Modifications can be distinguished from reasonable accommodations. Accommodations can also be important to a child's individualized plan, but do not involve substantial alteration of what is expected in terms of performance and achievement within the curriculum. Accommodations may involve differences in how material is presented, how homework is given, how a test format looks, the setting, timing, etc. Accommodations in a classroom may involve preferential seating, repeated directions and reminders, etc, to assist the child in having an equal opportunity to learn.

Supports for School Personnel

These supports include "services that are provided to the teachers of a child with a disability to help them to more effectively work with the child." Comments to 1999 regulations, at page 12,593. These services could include collaboration and communication with other providers or supports provided within the classroom. "Supports for school personnel could also include special training for the child's teacher... [such training] would normally be targeted directly at assisting the teacher to meet a unique and specific need of the child, and not simply to participate in an inservice training program that is generally available within a public agency." Comments to 1999 regulations at page 12,593.

There is a difference, therefore, in training that is provided to everyone, versus training that is provided to this particular teacher based on this particular child's needs. However, even if the teacher is attending an inservice that is available to others, there may be an argument for having this documented in the IEP. The team needs to remain focused on the unique needs of this child, and if the teacher requires additional inservice training to meet those needs, training he/she would not require if this particular child were not to be placed in his/her classroom, then this is an appropriate part of the IEP document.

Relationship to Child's Goals and Individual Program

Program modifications and supports for personnel that should be included in the written IEP are those that are necessary for the child to make progress towards annual goals and towards general education curriculum. The IEP team needs to consider the child's individual goals, and how those goals will be met. Does the teacher require training, support or assistance to be able to provide the research-based specialized instruction that the team has determined to be appropraite? If so, that may need to be added to the IEP.

Relationship to General Education Curriculum and Least Restrictive Environment

The relationship between program modifications and supports for personnel to a child's access to the general education curriculum is so important that the IDEA specifies that the general education teacher participating in the development of the IEP must be involved in the determination of such modifications and supports, as well as any supplementary aids and services provided to the child. See 34 C.F.R. section 300.324(a).

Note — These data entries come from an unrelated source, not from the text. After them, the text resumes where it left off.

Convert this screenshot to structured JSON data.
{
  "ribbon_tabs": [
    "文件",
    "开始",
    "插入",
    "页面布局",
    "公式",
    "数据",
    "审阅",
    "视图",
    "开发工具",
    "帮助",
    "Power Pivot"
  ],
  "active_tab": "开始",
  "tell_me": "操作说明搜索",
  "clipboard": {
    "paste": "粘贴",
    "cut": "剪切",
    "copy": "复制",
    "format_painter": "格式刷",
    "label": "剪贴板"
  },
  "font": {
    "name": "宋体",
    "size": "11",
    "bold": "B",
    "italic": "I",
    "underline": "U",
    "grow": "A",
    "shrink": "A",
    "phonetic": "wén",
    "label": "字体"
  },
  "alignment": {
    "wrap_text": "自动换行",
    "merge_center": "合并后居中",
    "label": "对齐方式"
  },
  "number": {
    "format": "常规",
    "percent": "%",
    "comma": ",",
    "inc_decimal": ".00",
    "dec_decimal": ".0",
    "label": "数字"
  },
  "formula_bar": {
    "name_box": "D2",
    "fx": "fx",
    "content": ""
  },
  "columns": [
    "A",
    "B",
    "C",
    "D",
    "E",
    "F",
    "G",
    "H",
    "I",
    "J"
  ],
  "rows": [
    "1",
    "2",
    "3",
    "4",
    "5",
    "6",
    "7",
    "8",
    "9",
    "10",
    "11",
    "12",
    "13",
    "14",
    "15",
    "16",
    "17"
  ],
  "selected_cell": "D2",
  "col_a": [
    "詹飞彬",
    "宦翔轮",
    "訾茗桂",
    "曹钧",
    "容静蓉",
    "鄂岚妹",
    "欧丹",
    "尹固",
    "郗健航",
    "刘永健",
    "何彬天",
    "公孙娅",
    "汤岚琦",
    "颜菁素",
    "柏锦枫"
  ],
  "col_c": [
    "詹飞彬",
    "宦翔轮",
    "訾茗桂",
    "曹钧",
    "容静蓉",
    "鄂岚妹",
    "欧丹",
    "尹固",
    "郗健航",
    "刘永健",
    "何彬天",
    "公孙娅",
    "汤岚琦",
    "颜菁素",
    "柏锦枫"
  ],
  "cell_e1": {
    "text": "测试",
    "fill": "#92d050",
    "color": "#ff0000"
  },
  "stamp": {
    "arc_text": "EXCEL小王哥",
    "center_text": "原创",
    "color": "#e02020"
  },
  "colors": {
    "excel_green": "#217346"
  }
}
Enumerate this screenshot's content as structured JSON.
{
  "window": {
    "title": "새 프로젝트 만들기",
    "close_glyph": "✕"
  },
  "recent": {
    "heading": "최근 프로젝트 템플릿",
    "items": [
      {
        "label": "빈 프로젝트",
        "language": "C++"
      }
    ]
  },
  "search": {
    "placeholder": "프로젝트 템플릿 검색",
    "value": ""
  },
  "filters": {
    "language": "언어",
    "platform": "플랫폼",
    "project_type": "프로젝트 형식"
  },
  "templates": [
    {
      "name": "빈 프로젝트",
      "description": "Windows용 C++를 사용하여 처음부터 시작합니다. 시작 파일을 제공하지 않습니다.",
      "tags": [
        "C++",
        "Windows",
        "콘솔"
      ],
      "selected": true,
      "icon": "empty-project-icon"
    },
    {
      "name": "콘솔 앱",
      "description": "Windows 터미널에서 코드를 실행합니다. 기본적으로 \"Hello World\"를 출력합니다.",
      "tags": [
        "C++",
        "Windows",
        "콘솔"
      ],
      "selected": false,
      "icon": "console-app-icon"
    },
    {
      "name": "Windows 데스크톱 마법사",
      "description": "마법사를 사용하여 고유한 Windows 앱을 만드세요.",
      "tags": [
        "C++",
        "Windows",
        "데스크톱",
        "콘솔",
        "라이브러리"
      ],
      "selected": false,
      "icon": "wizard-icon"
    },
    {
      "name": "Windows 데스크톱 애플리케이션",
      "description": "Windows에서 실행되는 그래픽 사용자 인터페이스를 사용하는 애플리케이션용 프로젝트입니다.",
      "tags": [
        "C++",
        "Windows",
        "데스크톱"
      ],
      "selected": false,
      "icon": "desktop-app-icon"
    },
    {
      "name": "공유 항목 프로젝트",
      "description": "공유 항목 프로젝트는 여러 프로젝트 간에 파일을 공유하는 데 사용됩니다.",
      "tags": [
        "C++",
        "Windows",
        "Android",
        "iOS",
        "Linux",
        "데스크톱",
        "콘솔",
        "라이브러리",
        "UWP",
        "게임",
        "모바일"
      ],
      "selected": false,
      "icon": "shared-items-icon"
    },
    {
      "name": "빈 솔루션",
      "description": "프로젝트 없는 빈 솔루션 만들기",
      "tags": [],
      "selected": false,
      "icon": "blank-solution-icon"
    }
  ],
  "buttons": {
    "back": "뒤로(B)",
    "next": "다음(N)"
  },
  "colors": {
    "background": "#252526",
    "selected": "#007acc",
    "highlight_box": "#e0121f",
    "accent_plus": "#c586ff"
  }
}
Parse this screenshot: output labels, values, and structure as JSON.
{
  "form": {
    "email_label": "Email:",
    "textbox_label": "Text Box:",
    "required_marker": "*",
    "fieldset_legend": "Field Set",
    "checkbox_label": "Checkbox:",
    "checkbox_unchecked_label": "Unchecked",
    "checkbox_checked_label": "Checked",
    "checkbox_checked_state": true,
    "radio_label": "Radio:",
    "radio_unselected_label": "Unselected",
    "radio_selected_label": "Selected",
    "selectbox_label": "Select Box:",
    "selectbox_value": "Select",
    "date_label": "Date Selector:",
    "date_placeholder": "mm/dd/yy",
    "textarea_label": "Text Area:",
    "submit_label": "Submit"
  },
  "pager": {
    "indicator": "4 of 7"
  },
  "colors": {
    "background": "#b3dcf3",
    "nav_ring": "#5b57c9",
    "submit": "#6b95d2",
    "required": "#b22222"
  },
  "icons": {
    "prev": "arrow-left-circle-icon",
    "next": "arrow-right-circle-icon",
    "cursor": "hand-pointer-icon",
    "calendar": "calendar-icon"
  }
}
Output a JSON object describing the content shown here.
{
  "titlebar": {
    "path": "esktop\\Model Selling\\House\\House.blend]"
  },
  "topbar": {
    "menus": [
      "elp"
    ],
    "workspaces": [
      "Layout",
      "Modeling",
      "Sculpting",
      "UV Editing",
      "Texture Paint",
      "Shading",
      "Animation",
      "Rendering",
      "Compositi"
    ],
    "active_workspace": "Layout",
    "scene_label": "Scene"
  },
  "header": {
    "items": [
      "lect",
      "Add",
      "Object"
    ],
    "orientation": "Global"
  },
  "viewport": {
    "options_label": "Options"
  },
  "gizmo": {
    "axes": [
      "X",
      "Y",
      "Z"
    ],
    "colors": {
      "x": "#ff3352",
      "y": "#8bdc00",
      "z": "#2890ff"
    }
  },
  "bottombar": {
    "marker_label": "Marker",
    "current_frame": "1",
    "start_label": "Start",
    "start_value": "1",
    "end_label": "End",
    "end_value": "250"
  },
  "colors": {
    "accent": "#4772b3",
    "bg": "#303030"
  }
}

Modifications to the program may be required in order for the child to be involved in and progress in the general education curriculum, and the necessity of such modifications should not be considered evidence that general education curriculum isn't appropriate. Rather, the IEP team needs to decide, and document, what modifications are appropriate on an individual basis so that the child can access the general education curriculum in a manner that is appropriate to his / her unique needs and learning difficulties while still allowing for progress.

A school district may state that if a child requires program modifications, rather than merely accommodations in the classroom, then it is not appropriate for that child to be in a general education classroom. This position is not consistent with the IDEA's preference for least restrictive environment, or with the statute's requirement that the written IEP document include a statement of program modifications that allow for the child to be involved in the general education curriculum and to be educated and participate with nondisabled peers.

Likewise, the IEP team needs to fully consider, and clearly document, supports for personnel that are required in order for the child to access general education curriculum and to access the Least Restrictive Environment. Maybe the general education teacher needs some in-service training related to the child's disability or to behavioral strategies or communication strategies so that the child can be in the general education classroom; if the training is required specifically to meet your child's individual needs, this in-service should be documented as a support for the personnel. Perhaps the teacher needs additional assistance in the classroom, even if the child does not individually require a 1:1 aide; if so, this support should be documented in the IEP. Even something like consultative time from the child's related services providers may be considered an important support for the teacher and staff. It is important that the general education teacher be an active participant in these discussions, and that the IEP document clearly indicate what supports will be provided.